If you prefer an in-band solution, then the typical approach used to prevent cross-site request forgery (XSRF) would work well. Server issues a token with a limited life span; client uses the token in requests; privacy of token is (sort of) assured by using an HTTPS connection. This approach is used widely, and works well unless you are worried about man-in-the-middle attacks that could intercept the token, or buggy browsers that could leak data to other client-side code that's being naughty.
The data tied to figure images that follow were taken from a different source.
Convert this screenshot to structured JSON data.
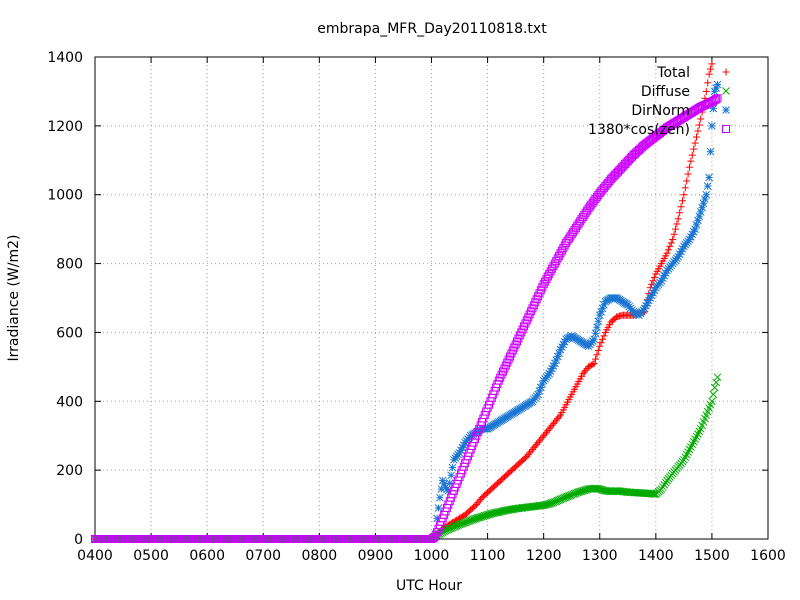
{
  "chart_data": {
    "type": "scatter",
    "title": "embrapa_MFR_Day20110818.txt",
    "xlabel": "UTC Hour",
    "ylabel": "Irradiance (W/m2)",
    "xlim": [
      400,
      1600
    ],
    "ylim": [
      0,
      1400
    ],
    "x_ticks": [
      "0400",
      "0500",
      "0600",
      "0700",
      "0800",
      "0900",
      "1000",
      "1100",
      "1200",
      "1300",
      "1400",
      "1500",
      "1600"
    ],
    "y_ticks": [
      "0",
      "200",
      "400",
      "600",
      "800",
      "1000",
      "1200",
      "1400"
    ],
    "grid": true,
    "legend_position": "top-right",
    "series": [
      {
        "name": "Total",
        "marker": "plus",
        "color": "#ff0000",
        "x": [
          400,
          600,
          800,
          1000,
          1005,
          1010,
          1020,
          1030,
          1040,
          1050,
          1060,
          1070,
          1080,
          1090,
          1100,
          1110,
          1120,
          1130,
          1140,
          1150,
          1160,
          1170,
          1180,
          1190,
          1200,
          1210,
          1220,
          1230,
          1240,
          1250,
          1260,
          1270,
          1280,
          1290,
          1300,
          1310,
          1320,
          1330,
          1340,
          1350,
          1360,
          1370,
          1380,
          1390,
          1400,
          1410,
          1420,
          1430,
          1440,
          1450,
          1460,
          1470,
          1480,
          1490,
          1495,
          1500
        ],
        "y": [
          0,
          0,
          0,
          0,
          5,
          15,
          30,
          40,
          50,
          60,
          70,
          85,
          100,
          120,
          135,
          150,
          165,
          180,
          195,
          210,
          225,
          240,
          260,
          280,
          300,
          320,
          340,
          360,
          390,
          420,
          450,
          480,
          500,
          510,
          560,
          600,
          630,
          645,
          650,
          650,
          650,
          655,
          660,
          730,
          770,
          800,
          830,
          870,
          930,
          1000,
          1080,
          1150,
          1220,
          1300,
          1350,
          1380
        ]
      },
      {
        "name": "Diffuse",
        "marker": "cross",
        "color": "#00aa00",
        "x": [
          400,
          600,
          800,
          1000,
          1010,
          1020,
          1030,
          1040,
          1050,
          1060,
          1070,
          1080,
          1090,
          1100,
          1110,
          1120,
          1130,
          1140,
          1150,
          1160,
          1170,
          1180,
          1190,
          1200,
          1210,
          1220,
          1230,
          1240,
          1250,
          1260,
          1270,
          1280,
          1290,
          1300,
          1310,
          1320,
          1330,
          1340,
          1350,
          1360,
          1370,
          1380,
          1390,
          1400,
          1410,
          1420,
          1430,
          1440,
          1450,
          1460,
          1470,
          1480,
          1490,
          1500,
          1505,
          1510
        ],
        "y": [
          0,
          0,
          0,
          0,
          10,
          20,
          28,
          35,
          42,
          48,
          54,
          60,
          65,
          70,
          75,
          78,
          82,
          85,
          88,
          90,
          92,
          94,
          96,
          98,
          102,
          108,
          115,
          122,
          128,
          135,
          140,
          145,
          147,
          145,
          140,
          138,
          140,
          138,
          136,
          135,
          134,
          133,
          132,
          130,
          145,
          170,
          190,
          210,
          230,
          260,
          290,
          320,
          360,
          400,
          440,
          470
        ]
      },
      {
        "name": "DirNorm",
        "marker": "star",
        "color": "#1a75d2",
        "x": [
          1010,
          1015,
          1020,
          1025,
          1030,
          1040,
          1050,
          1060,
          1070,
          1080,
          1090,
          1100,
          1110,
          1120,
          1130,
          1140,
          1150,
          1160,
          1170,
          1180,
          1190,
          1200,
          1210,
          1220,
          1230,
          1240,
          1250,
          1260,
          1270,
          1280,
          1290,
          1300,
          1310,
          1320,
          1330,
          1340,
          1350,
          1360,
          1370,
          1380,
          1390,
          1400,
          1410,
          1420,
          1430,
          1440,
          1450,
          1460,
          1470,
          1480,
          1490,
          1495,
          1500,
          1505,
          1510
        ],
        "y": [
          60,
          120,
          170,
          150,
          140,
          230,
          250,
          280,
          300,
          310,
          320,
          320,
          330,
          340,
          350,
          360,
          370,
          380,
          390,
          400,
          420,
          460,
          480,
          510,
          550,
          580,
          590,
          580,
          570,
          560,
          580,
          650,
          690,
          700,
          700,
          690,
          680,
          660,
          650,
          670,
          700,
          730,
          750,
          780,
          800,
          820,
          850,
          870,
          900,
          950,
          1000,
          1050,
          1200,
          1300,
          1320
        ]
      },
      {
        "name": "1380*cos(zen)",
        "marker": "square",
        "color": "#cc00ff",
        "x": [
          400,
          600,
          800,
          1000,
          1005,
          1010,
          1020,
          1030,
          1040,
          1050,
          1060,
          1070,
          1080,
          1090,
          1100,
          1120,
          1140,
          1160,
          1180,
          1200,
          1220,
          1240,
          1260,
          1280,
          1300,
          1320,
          1340,
          1360,
          1380,
          1400,
          1420,
          1440,
          1460,
          1480,
          1500,
          1510
        ],
        "y": [
          0,
          0,
          0,
          0,
          5,
          20,
          60,
          100,
          140,
          180,
          220,
          260,
          300,
          340,
          380,
          460,
          530,
          600,
          670,
          740,
          800,
          860,
          910,
          960,
          1005,
          1045,
          1080,
          1115,
          1145,
          1170,
          1195,
          1215,
          1235,
          1255,
          1270,
          1280
        ]
      }
    ]
  }
}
You can eliminate those limitations, if you're motivated, by introducing client certificates. These are kind of the flip side to the SSL certificates we all use on web servers -- they operate the same way, but are used to identify the client rather than the server. Because the certificate itself never goes over the wire (you install it locally in the browser or other client), you don't have the same threats from man-in-the-middle and browser leakage. This solution isn't used much in the wild because it's confusing to set up (very confusing for the typical user), but if you have a limited number of clients and they are under your control, then it could be feasible to deploy and manage this limited number of client certificates. The certificate operations are handled by the browser, not in client code (i.e. not in JavaScript) so your concern about key data being visible in JavaScript would not apply in this scenario.

Lastly, if you want to skip over the client configuration nonsense, use the ultimate out-of-band solution -- iptables or a similar tool to create an application-level firewall that only allows sessions that originate from network interfaces (like local loopback) that you know for certain can't be accessed off the box.